Table 1 summarizes clinical characteristics of the patient population stratified by their corresponding hepatectomy. Mean maximum size of tumors removed during first hepatectomy was significantly larger in patients with PI3KCA mutation compared to patients with no PI3KCA mutation 33 mm vs. 17 mm respectively p = 0.07. At the Second hepatectomy the proportion of patients treated with anti-HER2 targeted therapy is significantly higher in patients without PI3KCA compared to patients with PI3KCA mutation 82% vs. 17% respectively (p = 0.035). Timeline, anatomical location and extend of metastatic disease are highlighted for the presence of mutation and is presented in Table 2.

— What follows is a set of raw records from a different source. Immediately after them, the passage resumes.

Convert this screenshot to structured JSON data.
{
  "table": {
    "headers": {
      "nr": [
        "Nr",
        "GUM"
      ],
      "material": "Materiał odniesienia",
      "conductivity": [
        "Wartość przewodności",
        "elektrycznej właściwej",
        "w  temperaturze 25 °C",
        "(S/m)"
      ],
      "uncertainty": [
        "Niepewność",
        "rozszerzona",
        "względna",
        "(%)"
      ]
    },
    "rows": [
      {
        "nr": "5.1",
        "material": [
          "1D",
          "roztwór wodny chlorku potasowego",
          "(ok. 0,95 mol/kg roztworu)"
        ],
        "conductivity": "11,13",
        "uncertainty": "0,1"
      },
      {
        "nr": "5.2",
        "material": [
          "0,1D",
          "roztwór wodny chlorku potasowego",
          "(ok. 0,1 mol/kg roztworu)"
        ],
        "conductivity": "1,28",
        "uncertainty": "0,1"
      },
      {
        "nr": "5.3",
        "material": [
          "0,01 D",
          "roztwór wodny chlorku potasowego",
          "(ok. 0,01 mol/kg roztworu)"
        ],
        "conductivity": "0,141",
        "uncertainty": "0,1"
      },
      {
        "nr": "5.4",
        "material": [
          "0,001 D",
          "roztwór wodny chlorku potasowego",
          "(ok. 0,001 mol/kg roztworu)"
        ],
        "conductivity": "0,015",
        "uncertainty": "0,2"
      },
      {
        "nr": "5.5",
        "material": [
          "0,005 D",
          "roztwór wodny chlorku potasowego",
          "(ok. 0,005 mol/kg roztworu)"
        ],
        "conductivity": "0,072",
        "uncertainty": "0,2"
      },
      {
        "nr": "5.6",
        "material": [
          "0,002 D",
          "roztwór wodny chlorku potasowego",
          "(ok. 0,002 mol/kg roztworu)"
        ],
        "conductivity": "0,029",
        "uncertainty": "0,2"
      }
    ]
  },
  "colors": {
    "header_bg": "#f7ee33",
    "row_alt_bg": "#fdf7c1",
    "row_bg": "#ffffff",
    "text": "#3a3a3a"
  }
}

Four out of 5 patients with “Breast Liver Cancer Metastases” with PI3KCA mutations at the first hepatectomy, had the same mutation at the second hepatectomy. Three (16%) women had de novo PI3KCA in their tumors at the second or third hepatectomy. Four patients received a third hepatectomy of which 2 had PI3KCA mutations (one possible de novo and one recurrence). At the first, second and third hepatectomy, 38, 47 and 50% respectively of the patients for whom tumors were available had PI3KCA mutations (Fig. 2).

Of the 8 multinodular hepatectomies with PI3KCA mutation, the same mutation was found in all the nodules for 5 of them (62.5%). For the 3 remaining hepatectomies, the PI3KCA mutation was observed in 2 out of 3 nodules.